The NESF in the Republic reported (January 2002) on arrangements for the reintegration of prisoners.
It affirmed an equality authority proposal regarding protection against discrimination. (The Equality Commission in the north has also adopted this position.)
It further proposed that some mechanism should be established through which 'criminal' records could be expunged. Taoiseach Bertie Ahern, when launching the report,, said that this recommendation in particular "is close to my heart". Little has happened since either in the north or south. Though we note in passing that the few British soldiers convicted of conflict-related offences are well looked after by their masters. Our conclusion is that our issues receive low priority because the debate on the morality of the conflict still continues. In wider society, ex-prisoners are seen as the people responsible for the war. In republican communities, it was the policies of Unionist and British governments which brought conflict.

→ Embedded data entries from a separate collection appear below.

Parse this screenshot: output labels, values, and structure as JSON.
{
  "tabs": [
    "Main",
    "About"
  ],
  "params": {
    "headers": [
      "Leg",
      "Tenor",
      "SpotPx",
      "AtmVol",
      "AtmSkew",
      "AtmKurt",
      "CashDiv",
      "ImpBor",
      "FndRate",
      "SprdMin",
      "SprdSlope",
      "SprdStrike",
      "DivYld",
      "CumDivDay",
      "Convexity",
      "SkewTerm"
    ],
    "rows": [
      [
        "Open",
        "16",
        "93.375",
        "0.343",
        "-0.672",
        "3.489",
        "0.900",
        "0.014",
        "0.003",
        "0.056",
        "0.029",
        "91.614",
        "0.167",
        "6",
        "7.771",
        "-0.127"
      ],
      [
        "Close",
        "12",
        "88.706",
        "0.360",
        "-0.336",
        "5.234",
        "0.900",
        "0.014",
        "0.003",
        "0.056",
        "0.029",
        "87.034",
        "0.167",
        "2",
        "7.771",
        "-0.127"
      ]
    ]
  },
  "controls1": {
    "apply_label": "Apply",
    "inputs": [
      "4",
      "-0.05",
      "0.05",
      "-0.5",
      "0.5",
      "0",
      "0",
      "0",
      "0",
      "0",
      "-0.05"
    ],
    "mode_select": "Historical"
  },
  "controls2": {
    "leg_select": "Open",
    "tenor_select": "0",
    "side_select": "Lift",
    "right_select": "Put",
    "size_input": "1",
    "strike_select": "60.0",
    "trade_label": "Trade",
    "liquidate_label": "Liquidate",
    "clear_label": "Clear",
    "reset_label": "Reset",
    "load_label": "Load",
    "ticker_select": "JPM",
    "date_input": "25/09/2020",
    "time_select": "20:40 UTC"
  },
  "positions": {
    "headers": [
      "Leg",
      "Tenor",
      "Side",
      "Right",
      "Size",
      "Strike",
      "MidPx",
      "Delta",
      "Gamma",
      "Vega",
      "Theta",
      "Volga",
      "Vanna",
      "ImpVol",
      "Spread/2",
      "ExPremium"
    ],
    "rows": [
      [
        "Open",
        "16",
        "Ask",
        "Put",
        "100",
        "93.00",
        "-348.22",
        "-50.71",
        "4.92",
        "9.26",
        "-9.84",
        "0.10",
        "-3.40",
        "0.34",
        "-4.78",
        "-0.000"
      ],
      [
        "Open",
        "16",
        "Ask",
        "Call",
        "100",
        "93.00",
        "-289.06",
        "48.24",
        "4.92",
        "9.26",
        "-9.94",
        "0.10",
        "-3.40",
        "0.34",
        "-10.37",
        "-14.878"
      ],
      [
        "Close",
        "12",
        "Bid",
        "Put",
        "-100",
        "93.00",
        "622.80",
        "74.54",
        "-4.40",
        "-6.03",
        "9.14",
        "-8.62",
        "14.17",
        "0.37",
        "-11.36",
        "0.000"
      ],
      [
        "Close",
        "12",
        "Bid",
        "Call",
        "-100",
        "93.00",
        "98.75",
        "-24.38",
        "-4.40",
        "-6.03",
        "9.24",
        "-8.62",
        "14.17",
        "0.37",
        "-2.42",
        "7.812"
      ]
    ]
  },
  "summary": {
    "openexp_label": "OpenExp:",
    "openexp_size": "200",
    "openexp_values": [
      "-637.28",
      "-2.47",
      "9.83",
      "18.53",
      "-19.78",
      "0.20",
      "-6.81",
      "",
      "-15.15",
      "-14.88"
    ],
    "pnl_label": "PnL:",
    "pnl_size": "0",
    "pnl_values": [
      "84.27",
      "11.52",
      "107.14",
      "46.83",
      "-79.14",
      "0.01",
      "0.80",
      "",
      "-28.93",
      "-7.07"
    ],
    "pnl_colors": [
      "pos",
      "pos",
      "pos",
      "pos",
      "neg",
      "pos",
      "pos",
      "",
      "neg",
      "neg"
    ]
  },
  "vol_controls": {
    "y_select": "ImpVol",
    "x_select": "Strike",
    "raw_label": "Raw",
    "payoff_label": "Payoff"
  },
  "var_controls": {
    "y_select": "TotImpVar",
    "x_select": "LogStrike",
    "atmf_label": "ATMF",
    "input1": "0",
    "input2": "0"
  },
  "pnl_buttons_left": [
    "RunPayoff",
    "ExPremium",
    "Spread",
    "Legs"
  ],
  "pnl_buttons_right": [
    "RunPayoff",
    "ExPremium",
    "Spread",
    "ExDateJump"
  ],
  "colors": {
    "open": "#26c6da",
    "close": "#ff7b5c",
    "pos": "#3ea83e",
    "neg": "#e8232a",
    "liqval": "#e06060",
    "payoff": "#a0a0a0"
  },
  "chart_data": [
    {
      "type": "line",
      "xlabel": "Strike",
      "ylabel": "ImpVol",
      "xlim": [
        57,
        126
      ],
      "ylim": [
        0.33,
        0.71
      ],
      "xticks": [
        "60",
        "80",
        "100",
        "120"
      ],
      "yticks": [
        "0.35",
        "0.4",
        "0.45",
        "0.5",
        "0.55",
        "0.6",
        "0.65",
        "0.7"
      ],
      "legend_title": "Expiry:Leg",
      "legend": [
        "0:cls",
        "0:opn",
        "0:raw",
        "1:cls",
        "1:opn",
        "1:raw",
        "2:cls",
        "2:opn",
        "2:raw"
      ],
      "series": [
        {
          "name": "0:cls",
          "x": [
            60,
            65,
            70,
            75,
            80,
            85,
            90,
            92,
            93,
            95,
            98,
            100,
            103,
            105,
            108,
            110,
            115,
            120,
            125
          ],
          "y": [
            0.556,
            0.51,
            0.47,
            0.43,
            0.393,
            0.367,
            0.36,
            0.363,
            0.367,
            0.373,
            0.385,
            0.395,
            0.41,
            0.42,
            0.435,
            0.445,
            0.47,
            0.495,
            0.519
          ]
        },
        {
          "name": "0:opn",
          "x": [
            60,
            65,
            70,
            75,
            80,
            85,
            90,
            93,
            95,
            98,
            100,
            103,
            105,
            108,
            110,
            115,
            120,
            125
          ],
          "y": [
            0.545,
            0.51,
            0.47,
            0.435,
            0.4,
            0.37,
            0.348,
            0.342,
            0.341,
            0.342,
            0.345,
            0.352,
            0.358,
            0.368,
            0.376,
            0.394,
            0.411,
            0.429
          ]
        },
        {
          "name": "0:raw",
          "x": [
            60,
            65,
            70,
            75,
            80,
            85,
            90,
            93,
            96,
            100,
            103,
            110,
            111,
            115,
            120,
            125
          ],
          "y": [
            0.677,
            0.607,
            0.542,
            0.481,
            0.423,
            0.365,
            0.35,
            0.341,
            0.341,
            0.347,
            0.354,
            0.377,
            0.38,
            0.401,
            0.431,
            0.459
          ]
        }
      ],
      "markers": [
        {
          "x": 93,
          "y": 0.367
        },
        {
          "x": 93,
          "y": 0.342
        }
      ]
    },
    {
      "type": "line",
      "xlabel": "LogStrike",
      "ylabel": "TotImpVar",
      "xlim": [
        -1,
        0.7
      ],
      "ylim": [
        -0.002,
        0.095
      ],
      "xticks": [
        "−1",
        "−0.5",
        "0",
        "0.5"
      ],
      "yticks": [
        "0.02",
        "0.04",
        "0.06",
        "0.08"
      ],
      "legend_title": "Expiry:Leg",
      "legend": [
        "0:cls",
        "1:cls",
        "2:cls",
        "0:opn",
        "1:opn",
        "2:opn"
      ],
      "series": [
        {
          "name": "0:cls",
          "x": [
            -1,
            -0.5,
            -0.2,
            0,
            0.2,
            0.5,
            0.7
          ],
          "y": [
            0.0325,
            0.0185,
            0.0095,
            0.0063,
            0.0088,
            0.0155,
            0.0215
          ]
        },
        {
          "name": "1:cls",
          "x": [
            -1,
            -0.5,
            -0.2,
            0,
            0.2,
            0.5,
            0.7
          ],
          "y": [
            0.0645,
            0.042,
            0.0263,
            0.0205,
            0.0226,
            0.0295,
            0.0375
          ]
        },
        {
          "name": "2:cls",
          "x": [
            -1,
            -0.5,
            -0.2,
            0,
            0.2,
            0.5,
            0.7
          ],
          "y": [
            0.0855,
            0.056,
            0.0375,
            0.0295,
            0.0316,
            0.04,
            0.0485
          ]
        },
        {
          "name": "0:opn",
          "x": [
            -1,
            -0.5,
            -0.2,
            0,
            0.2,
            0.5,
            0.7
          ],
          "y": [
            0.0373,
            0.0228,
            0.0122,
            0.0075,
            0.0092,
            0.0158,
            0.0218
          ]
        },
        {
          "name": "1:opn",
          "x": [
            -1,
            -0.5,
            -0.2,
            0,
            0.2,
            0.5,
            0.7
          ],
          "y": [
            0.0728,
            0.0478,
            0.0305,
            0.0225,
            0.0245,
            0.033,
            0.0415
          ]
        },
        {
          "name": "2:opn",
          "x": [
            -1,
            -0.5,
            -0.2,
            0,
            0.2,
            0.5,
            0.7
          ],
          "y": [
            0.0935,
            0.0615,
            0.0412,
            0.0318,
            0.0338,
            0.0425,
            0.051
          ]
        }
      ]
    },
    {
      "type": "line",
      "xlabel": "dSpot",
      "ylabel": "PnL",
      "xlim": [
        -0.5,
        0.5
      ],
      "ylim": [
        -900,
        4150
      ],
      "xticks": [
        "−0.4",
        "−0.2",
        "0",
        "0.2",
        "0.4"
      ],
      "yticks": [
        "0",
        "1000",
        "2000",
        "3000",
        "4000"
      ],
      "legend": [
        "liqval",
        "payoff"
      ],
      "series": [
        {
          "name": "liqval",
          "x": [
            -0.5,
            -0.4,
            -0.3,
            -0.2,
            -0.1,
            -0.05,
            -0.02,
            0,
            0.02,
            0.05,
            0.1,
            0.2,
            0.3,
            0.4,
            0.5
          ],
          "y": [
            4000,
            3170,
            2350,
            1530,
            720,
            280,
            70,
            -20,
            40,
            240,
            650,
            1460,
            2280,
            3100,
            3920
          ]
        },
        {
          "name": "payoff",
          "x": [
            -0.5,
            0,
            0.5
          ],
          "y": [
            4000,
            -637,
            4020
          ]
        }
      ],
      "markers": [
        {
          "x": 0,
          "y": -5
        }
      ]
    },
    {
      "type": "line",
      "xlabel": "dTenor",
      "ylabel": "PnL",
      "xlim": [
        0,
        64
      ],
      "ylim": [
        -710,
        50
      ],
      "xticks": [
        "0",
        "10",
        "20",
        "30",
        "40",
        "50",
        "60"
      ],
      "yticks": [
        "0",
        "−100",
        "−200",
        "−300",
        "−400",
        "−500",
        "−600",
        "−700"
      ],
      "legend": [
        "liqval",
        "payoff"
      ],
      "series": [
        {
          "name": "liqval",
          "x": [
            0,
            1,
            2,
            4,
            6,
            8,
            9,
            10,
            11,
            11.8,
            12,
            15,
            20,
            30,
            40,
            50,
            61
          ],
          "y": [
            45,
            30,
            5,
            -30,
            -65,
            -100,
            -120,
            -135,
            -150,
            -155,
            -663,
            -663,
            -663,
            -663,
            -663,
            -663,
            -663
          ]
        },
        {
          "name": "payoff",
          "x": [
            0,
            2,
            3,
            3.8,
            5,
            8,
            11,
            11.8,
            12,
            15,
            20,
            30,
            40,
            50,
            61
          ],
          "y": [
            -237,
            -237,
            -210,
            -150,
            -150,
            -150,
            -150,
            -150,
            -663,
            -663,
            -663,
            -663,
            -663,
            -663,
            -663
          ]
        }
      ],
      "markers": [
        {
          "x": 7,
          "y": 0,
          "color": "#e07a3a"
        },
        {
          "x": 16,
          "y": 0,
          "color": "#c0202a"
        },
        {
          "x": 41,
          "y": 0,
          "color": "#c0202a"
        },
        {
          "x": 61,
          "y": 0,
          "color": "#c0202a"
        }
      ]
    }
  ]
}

This is not an argument which will be resolved quickly. It is not right that involvement in the conflict should mean a life of poverty and second-class citizenship.
Our constituency deserve full and equal citizenship across Ireland. It is often said that one can judge the quality of a society by the way it treats its prisoners. In similar vein, one can judge the quality of a peace process by the way ex-prisoners are treated.
On this criterion, it is easy to see why many ex-prisoners are critical of the British and Irish governments' failures to implement commitments in this area.
Five years after the Good Friday Agreement, it is surely time for these issues to be addressed.
Mike Ritchie is director of Coiste na nIarchimi, the national network for republican ex-prisoners. Coiste advocates the full and equal citizenship of former prisoners in the context of political transformation. It is also engaged in a programme of dialogue and debate with other sectors in Irish society.